Former C of E Bishop of Gloucester sentenced

The Right Reverend Peter Ball, former Bishop of Gloucester in the Church of England, has been sentenced to three years in prison for decades-old abuses which resulted only in a “caution” in 1993, under Archbishop of Canterbury the Right Reverend Lord Carey of Clifton. The Church Times reports:

Bishop Ball, aged 83, was jailed after a hearing at the Old Bailey by the Hon. Mr Justice Wilkie on Wednes­day after pleading guilty last month to two charges of indecent assault against two boys in their teens in the 1980s, and also a charge of mis­conduct in public office (News, 11 September).

The second charge relates to “manipulative behaviour, including several specific sexual offences, against 16 young men in their late teens or early twenties”, Sussex Police said at the time.

Bishop Ball was told by the judge that he would serve at least 18 months of his sentence behind bars before being released on licence. He had been forced to stand down as Bishop of Gloucester in 1993 when the allegations first came to light, after accepting a caution from police for just one count of gross indecency (News, 12 March 1993).

That is not the end of the inquiry, however:

On Monday, the Archbishop of Canterbury announced that an independent inquiry would look into how the Church of England had handled the case.

The review will focus on the extent to which the Church co-operated with the police, and whether the risk of Bishop Ball’s offending again had been properly considered.
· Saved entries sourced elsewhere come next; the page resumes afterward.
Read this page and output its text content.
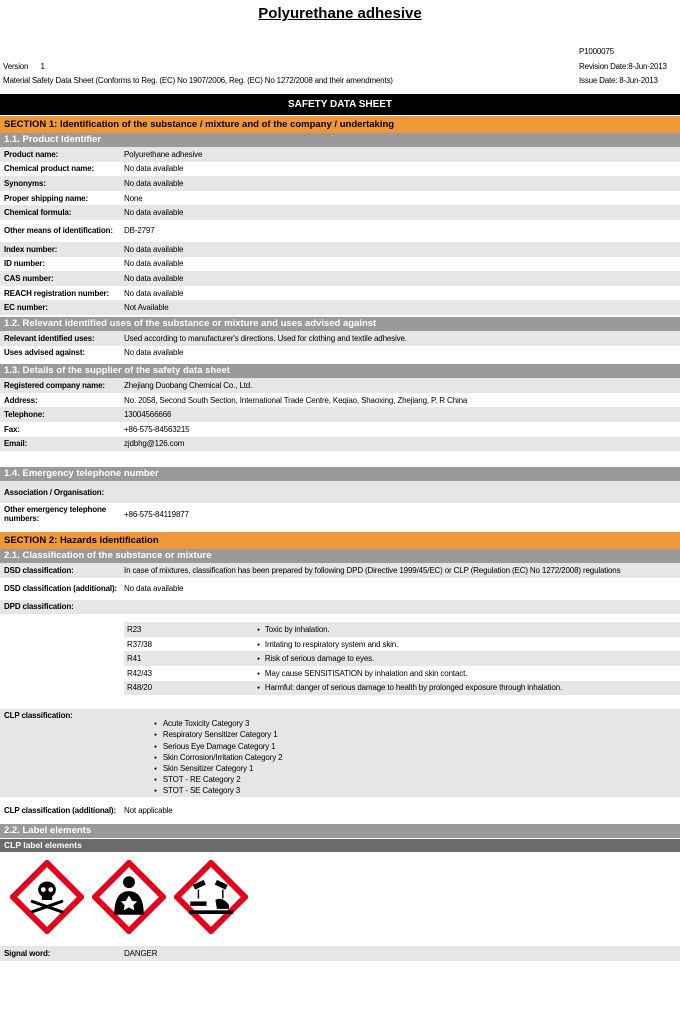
Polyurethane adhesive
P1000075
Version 1	Revision Date:8-Jun-2013
Material Safety Data Sheet (Conforms to Reg. (EC) No 1907/2006, Reg. (EC) No 1272/2008 and their amendments)	Issue Date: 8-Jun-2013
SAFETY DATA SHEET
SECTION 1: Identification of the substance / mixture and of the company / undertaking
1.1. Product Identifier
Product name:	Polyurethane adhesive
Chemical product name:	No data available
Synonyms:	No data available
Proper shipping name:	None
Chemical formula:	No data available
Other means of identification:	DB-2797
Index number:	No data available
ID number:	No data available
CAS number:	No data available
REACH registration number:	No data available
EC number:	Not Available
1.2. Relevant identified uses of the substance or mixture and uses advised against
Relevant identified uses:	Used according to manufacturer's directions. Used for clothing and textile adhesive.
Uses advised against:	No data available
1.3. Details of the supplier of the safety data sheet
Registered company name:	Zhejiang Duobang Chemical Co., Ltd.
Address:	No. 2058, Second South Section, International Trade Centre, Keqiao, Shaoxing, Zhejiang, P. R China
Telephone:	13004566666
Fax:	+86-575-84563215
Email:	zjdbhg@126.com
1.4. Emergency telephone number
Association / Organisation:
Other emergency telephone numbers:	+86-575-84119877
SECTION 2: Hazards identification
2.1. Classification of the substance or mixture
DSD classification:	In case of mixtures, classification has been prepared by following DPD (Directive 1999/45/EC) or CLP (Regulation (EC) No 1272/2008) regulations
DSD classification (additional): No data available
DPD classification:
R23	● Toxic by inhalation.
R37/38	● Irritating to respiratory system and skin.
R41	● Risk of serious damage to eyes.
R42/43	● May cause SENSITISATION by inhalation and skin contact.
R48/20	● Harmful: danger of serious damage to health by prolonged exposure through inhalation.
CLP classification:
● Acute Toxicity Category 3
● Respiratory Sensitizer Category 1
● Serious Eye Damage Category 1
● Skin Corrosion/Irritation Category 2
● Skin Sensitizer Category 1
● STOT - RE Category 2
● STOT - SE Category 3
CLP classification (additional):	Not applicable
2.2. Label elements
CLP label elements
Signal word:	DANGER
The statement that announced the review acknowledged that “questions have been raised about the Church’s handling of this case”. A report setting out in detail how the C of E dealt with allegations against Bishop Ball will be published after the independent review has been completed.

Earlier court hearings heard how the Crown Prosecution Service (CPS) decided in 1993 to caution Bishop Ball for a single charge of gross indecency, despite there being significant amounts of evidence which could have taken the case to a full trial. The CPS had since conceded that this was the wrong decision, The Times reported on Monday.

It has also been revealed that Archbishop Carey phoned a senior official at the CPS when the caution became public knowledge, and was told Bishop Ball would not be pro­secuted further.

A spokesman for Lord Carey has denied that he attempted to inter­vene in the case. “He discussed the matter with the CPS after the caution had been given to Peter Ball. If there was a cover-up, he was unaware. The allegations were investigated by police, and he believed this was a proper investigation.”